Tensorflow and CUDA on processors without modern instructions

Tensorflow and CUDA on processors without modern instructions

While on most occasions simple pip install tensorflow works just fine, certain combinations of hardware may be incompatible with the repository-installed tensorflow package. In this brief tutorial I will build the latest tensorflow 2.3.1 python package from the source. This tutorial may also be helpfull for those who want to update to the latest tensorflow version on older GPUs because older hardware support was removed from the precompiled version since 2.3.0. Tensorflow and CUDA on processors without modern instructions

While on most occasions simple pip install tensorflow works just fine, certain combinations of hardware may be incompatible with the repository-installed tensorflow package. In this brief tutorial I will build the latest tensorflow 2.3.1 python package from the source. This tutorial may also be helpfull for those who want to update to the latest tensorflow version on older GPUs because older hardware support was removed from the precompiled version since 2.3.0.

Prepare the building environment

Obtain the following docker container:

docker pull tensorflow/tensorflow:devel-gpu

Choose a place and create a directory that you will share with the container. In my case, I will use /home/alexandr/temp/tensorflow. Then enter the working directory and start the docker container

cd /home/alexandr/temp/tensorflow
docker run -it -w /tensorflow_src -v $(pwd):/share tensorflow/tensorflow:devel-gpu bash

Update the repository within the container and chose the latest stable branch (at the time of writing that was 2.3)

git pull
git checkout r2.3

Next, upgrade pip and install few python dependencies

/usr/bin/python3 -m pip install --upgrade pip
pip3 install six numpy wheel keras_applications keras_preprocessing

cuda tensorflow

Bootstrap 5 Complete Course with Examples

Bootstrap 5 Tutorial - Bootstrap 5 Crash Course for Beginners

Nest.JS Tutorial for Beginners

Hello Vue 3: A First Look at Vue 3 and the Composition API

Building a simple Applications with Vue 3

Deno Crash Course: Explore Deno and Create a full REST API with Deno

How to Build a Real-time Chat App with Deno and WebSockets

Convert HTML to Markdown Online

HTML entity encoder decoder Online

The Easy-Peasy Tensorflow-GPU Installation(Tensorflow 2.1) on Windows 10

The Easy-Peasy Tensorflow-GPU Installation(Tensorflow 2.1, CUDA 11.0, and cuDNN) on Windows 10. The simplest way to install Tensorflow GPU on Windows 10.

What is TensorFlow? TensorFlow

An end-to-end open-source platform for Machine Learning. Before we start with TensorFlow, we will need to know what machine learning and deep learning technologies are.
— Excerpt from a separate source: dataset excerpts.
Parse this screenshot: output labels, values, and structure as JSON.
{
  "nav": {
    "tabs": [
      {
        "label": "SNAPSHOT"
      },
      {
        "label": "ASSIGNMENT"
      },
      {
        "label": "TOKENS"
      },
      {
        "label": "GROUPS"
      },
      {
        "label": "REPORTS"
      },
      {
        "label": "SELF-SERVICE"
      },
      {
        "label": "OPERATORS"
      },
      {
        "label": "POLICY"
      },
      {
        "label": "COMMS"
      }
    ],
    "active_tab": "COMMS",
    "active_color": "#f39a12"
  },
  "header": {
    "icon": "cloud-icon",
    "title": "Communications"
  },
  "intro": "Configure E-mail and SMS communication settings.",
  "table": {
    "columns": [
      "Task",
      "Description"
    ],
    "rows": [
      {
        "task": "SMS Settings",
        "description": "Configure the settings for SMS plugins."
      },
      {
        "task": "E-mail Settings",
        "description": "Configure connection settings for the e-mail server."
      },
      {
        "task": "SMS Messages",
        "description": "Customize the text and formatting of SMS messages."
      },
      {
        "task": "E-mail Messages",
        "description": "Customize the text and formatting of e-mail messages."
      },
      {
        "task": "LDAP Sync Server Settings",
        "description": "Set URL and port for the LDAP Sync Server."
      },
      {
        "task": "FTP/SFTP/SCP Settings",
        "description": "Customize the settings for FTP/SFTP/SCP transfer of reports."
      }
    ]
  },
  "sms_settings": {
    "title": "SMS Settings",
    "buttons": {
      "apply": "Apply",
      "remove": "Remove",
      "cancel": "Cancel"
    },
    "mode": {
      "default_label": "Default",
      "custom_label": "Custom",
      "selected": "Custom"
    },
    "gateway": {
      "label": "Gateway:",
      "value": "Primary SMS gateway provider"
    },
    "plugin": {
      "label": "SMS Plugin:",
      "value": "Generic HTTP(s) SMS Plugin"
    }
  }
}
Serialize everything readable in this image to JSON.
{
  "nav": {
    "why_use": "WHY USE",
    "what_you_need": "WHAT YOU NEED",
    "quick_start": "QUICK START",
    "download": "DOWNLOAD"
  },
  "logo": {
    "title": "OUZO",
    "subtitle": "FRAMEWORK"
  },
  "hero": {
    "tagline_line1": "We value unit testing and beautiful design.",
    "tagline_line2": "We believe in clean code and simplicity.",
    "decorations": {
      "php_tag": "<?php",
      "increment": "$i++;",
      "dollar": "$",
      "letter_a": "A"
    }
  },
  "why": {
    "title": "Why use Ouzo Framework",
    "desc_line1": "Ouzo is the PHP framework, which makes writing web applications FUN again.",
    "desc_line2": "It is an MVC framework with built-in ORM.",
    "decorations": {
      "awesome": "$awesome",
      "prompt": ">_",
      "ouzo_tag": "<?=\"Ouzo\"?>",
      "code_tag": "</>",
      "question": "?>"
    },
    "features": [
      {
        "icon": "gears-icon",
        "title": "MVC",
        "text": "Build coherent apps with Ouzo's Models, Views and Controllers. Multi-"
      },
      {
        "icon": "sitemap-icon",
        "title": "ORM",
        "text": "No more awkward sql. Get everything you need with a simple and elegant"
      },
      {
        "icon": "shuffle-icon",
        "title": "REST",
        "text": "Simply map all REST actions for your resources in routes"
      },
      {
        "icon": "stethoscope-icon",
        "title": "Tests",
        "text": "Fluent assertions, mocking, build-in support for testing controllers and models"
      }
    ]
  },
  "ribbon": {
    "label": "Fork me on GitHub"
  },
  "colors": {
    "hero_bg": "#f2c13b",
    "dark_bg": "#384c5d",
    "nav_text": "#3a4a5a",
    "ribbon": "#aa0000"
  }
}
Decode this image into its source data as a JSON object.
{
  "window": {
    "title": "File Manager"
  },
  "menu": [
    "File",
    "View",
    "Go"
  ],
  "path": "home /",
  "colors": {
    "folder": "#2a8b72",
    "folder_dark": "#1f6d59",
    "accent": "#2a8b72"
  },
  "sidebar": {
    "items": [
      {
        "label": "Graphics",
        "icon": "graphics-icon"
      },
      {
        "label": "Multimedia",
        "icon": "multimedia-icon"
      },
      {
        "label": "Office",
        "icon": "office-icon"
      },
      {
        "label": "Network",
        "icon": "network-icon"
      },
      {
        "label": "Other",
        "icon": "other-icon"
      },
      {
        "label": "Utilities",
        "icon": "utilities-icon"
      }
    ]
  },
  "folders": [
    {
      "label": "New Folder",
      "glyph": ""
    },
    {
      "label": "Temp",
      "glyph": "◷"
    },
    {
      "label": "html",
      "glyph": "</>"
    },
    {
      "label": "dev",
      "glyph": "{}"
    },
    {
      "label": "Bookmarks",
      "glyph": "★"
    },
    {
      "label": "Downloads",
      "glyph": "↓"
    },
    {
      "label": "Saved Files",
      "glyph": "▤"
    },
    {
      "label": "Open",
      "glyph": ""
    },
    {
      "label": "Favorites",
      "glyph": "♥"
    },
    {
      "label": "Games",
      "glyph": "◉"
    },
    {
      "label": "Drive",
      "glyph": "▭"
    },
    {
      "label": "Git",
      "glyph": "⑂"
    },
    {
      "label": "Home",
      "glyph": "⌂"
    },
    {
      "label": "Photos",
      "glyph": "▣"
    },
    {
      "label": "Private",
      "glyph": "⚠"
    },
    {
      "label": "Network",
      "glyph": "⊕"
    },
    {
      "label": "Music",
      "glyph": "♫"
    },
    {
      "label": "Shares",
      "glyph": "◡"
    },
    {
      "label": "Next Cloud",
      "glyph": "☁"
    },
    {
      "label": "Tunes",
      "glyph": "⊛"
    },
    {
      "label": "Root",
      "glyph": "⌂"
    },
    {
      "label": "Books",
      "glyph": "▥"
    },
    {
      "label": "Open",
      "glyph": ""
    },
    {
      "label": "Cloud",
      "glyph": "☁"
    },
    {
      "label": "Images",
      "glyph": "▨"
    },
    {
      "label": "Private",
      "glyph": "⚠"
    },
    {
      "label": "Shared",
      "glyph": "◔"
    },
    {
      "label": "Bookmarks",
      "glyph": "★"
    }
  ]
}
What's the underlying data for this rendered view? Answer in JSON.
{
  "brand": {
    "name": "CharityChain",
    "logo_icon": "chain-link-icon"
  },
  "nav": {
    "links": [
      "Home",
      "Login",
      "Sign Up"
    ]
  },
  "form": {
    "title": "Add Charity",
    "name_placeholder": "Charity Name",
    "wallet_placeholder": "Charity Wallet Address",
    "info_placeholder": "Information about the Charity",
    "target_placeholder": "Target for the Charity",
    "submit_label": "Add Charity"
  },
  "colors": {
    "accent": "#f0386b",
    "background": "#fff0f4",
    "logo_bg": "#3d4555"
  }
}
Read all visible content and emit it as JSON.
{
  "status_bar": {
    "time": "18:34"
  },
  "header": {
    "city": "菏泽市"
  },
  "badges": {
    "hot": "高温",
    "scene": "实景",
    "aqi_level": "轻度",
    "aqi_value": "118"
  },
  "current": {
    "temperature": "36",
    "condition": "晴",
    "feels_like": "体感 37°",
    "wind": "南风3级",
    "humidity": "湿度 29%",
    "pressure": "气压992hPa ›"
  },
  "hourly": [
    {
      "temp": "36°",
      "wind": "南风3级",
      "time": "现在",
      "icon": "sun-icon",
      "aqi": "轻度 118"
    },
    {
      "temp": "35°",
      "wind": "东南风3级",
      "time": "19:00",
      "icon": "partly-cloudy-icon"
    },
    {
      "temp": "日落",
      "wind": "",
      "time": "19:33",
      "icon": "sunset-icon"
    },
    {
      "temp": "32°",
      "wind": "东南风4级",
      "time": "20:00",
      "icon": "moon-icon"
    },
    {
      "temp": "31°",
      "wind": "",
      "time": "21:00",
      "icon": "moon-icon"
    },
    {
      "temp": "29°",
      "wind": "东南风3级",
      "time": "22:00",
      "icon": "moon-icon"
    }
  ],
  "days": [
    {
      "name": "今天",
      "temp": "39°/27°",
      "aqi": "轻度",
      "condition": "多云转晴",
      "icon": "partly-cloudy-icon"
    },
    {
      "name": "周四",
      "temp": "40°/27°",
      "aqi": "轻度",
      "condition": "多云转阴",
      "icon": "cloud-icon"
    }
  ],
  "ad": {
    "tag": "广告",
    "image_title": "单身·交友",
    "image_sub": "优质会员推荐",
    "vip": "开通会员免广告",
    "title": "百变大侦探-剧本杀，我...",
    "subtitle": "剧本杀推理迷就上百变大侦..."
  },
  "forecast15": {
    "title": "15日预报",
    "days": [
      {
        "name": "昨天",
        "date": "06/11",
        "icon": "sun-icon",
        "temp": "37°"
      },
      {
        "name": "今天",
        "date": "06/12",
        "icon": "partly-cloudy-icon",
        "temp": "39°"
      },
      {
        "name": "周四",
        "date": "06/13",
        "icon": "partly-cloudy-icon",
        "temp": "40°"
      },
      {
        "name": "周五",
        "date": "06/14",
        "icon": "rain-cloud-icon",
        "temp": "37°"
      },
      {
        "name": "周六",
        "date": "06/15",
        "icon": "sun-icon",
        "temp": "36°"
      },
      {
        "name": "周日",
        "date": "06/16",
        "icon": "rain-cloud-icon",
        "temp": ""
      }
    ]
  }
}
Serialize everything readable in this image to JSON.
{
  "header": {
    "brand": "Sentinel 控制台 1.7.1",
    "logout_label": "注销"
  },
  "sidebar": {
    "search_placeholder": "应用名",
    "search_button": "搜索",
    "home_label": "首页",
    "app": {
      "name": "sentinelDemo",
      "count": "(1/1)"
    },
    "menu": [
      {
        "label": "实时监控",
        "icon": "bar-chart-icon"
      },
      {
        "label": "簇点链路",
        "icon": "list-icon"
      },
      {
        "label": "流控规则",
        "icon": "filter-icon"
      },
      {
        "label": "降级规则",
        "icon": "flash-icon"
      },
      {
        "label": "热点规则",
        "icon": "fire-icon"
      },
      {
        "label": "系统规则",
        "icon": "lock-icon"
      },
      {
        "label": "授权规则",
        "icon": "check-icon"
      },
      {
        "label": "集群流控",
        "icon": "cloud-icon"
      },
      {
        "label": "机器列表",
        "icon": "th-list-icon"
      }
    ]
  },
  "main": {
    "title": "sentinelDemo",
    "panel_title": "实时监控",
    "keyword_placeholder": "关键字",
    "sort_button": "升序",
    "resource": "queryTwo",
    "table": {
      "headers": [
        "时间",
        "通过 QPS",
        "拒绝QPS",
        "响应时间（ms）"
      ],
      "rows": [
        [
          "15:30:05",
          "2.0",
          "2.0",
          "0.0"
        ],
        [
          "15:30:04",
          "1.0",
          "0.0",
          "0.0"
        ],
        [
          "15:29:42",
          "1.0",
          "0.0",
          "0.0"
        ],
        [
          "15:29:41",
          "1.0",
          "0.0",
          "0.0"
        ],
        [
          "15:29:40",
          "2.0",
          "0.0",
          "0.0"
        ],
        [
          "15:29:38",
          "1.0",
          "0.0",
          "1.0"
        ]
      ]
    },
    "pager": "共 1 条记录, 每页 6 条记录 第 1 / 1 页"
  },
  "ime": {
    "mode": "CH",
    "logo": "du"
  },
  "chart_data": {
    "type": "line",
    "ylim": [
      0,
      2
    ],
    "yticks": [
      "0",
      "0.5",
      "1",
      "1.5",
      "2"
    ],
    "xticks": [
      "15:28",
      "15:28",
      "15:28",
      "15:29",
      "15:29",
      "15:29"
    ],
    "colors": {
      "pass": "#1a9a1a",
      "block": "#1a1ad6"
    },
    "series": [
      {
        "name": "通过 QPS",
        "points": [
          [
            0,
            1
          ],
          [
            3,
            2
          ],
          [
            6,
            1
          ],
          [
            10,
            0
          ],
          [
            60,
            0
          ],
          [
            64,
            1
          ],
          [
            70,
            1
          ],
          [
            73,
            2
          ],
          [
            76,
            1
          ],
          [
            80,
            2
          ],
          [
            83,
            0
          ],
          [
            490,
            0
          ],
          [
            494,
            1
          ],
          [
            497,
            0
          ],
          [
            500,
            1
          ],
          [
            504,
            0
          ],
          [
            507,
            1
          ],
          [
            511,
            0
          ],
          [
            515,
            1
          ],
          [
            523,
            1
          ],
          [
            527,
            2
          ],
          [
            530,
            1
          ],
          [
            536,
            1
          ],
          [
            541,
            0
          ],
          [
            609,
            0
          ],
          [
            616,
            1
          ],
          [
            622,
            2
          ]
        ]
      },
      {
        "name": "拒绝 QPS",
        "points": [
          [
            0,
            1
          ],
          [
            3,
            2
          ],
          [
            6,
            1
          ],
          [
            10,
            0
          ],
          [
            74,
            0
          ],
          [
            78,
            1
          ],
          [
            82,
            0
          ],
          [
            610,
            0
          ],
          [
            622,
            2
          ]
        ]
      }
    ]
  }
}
A TensorFlow Modeling Pipeline using TensorFlow Datasets and TensorBoard

This article investigates TensorFlow components for building a toolset to make modeling evaluation more efficient. Specifically, TensorFlow Datasets (TFDS) and TensorBoard (TB) can be quite helpful in this task.

Keras vs. Tensorflow - Difference Between Tensorflow and Keras

Keras vs Tensorflow - Learn the differences between Keras and Tensorflow on basis of Ease to use, Fast development,Functionality,flexibility,Performance etc

Deployment of a TensorFlow model to Production using TensorFlow Serving

Deploy a Deep Learning Model to Production using TensorFlow Serving.